We all like to crunch numbers and start segmenting away when a campaign is over. It’s never been more important for organizations to look at their numbers to determine who’s giving, how much, where from, and how come.
But equally disruptive issues arise when you start paying too much attention to your data. Not only can data reliance impede innovation, it locks you into making organizational decisions regardless of logistics and staff sentiment. Project improvements depend largely on teams’ interactions and workflows. So make sure you’re taking their feelings into account. Here are some example questions to ask:
- Were particular milestones completed on time and in a satisfactory manner?
- Did anyone feel bogged down, or did anyone feel like they were in charge of too many tasks (bottlenecks)?
- How would you approach certain tasks if you were given a second opportunity?
- Did we meet or exceed the amount of time budgeted for this project?
The more uncomfortable some of the answers are, the more likely you’re headed in the right direction. Remember, a post-mortem meeting is an opportunity to openly discuss your shortcomings as well as your accomplishments.
5. Post-Mortems Are A Gateway For Action
No good post-mortem meeting ever happens in a vacuum. At the conclusion of the meeting, there need to be some action items laid out so your organization receives clear instructions on how to improve for the next campaign or project.
It can be as simple as asking, “What actions do we need to take to ensure our projects are better for the future?” Let the data and the metrics inform your decisions; but again, be sure to prioritize your staff’s sentiment.

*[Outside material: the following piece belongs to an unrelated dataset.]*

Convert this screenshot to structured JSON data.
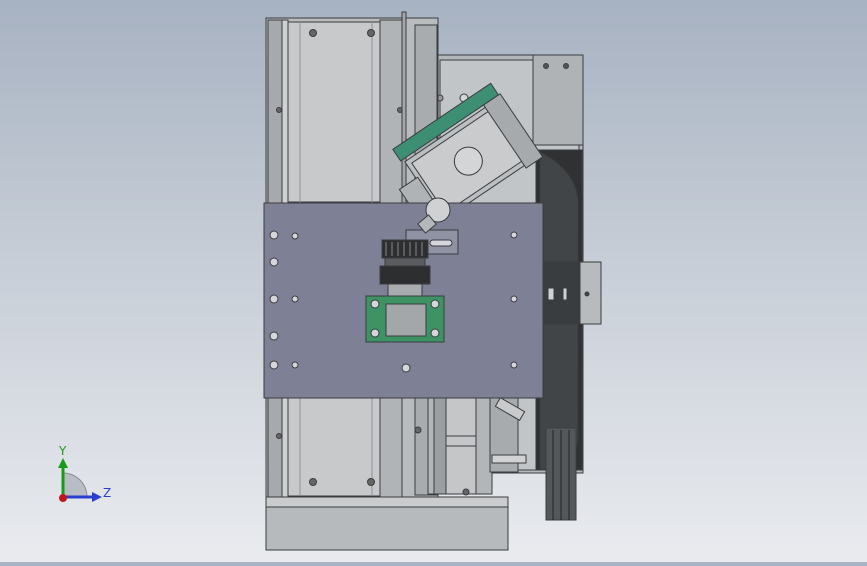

Sometimes the answers aren’t so readily available. Whenever this happens, it’s good to break down the overarching action-items question into a series of “if-why-because” statements. Here’s an example of this in action:
- If you didn’t receive as many campaign referrals from Facebook as anticipated, don’t make your action plan to boost social reach. That’s a generic diagnosis and likely a symptom of a larger landscape of problems.
- Instead, get to the heart of the matter. Ask, “Why was our social reach lower than last year?”
- Whoever’s managing your social media might respond, “Because Facebook’s new News Feed algorithm usually shows branded posts lower than posts from personal profile pages.”
- Then your organization can make a more informed decision, rather than spraying generic solutions. The answer might be to boost more posts leading up to the event, or to rely more on peer-to-peer fundraisers to share with their networks, or to take a deeper look into social media’s ROI regarding campaign promotion, etc.
Your organization should also prioritize its future actions, so the most important tasks receive the most visibility and care. The MoSCoW method is used often in Web design and software engineering to determine the importance of each action:
- Must have: Critical actions that take top priority moving forward.
- Should have: Solutions that are important to future projects, but not necessary components of the final product.
- Could have: Items that would be nice to have completed, but don’t take priority or don’t meet your budget.
- Won’t have: The least-important, less-focused action items go here. In time, the “won’t-haves” may turn into “could-haves” or even “should-haves,” but that’s unlikely for the next immediate project iteration.
When post-mortem meetings are focused, honest, and balanced, they turn into something much more than the end of a project — they can be the beginning of a more successful future outcome. While that requires preparedness and compassion from all participating parties, you’ll notice that a successful post-mortem — whether for a successful or underwhelming project — will yield better results from your team moving forward.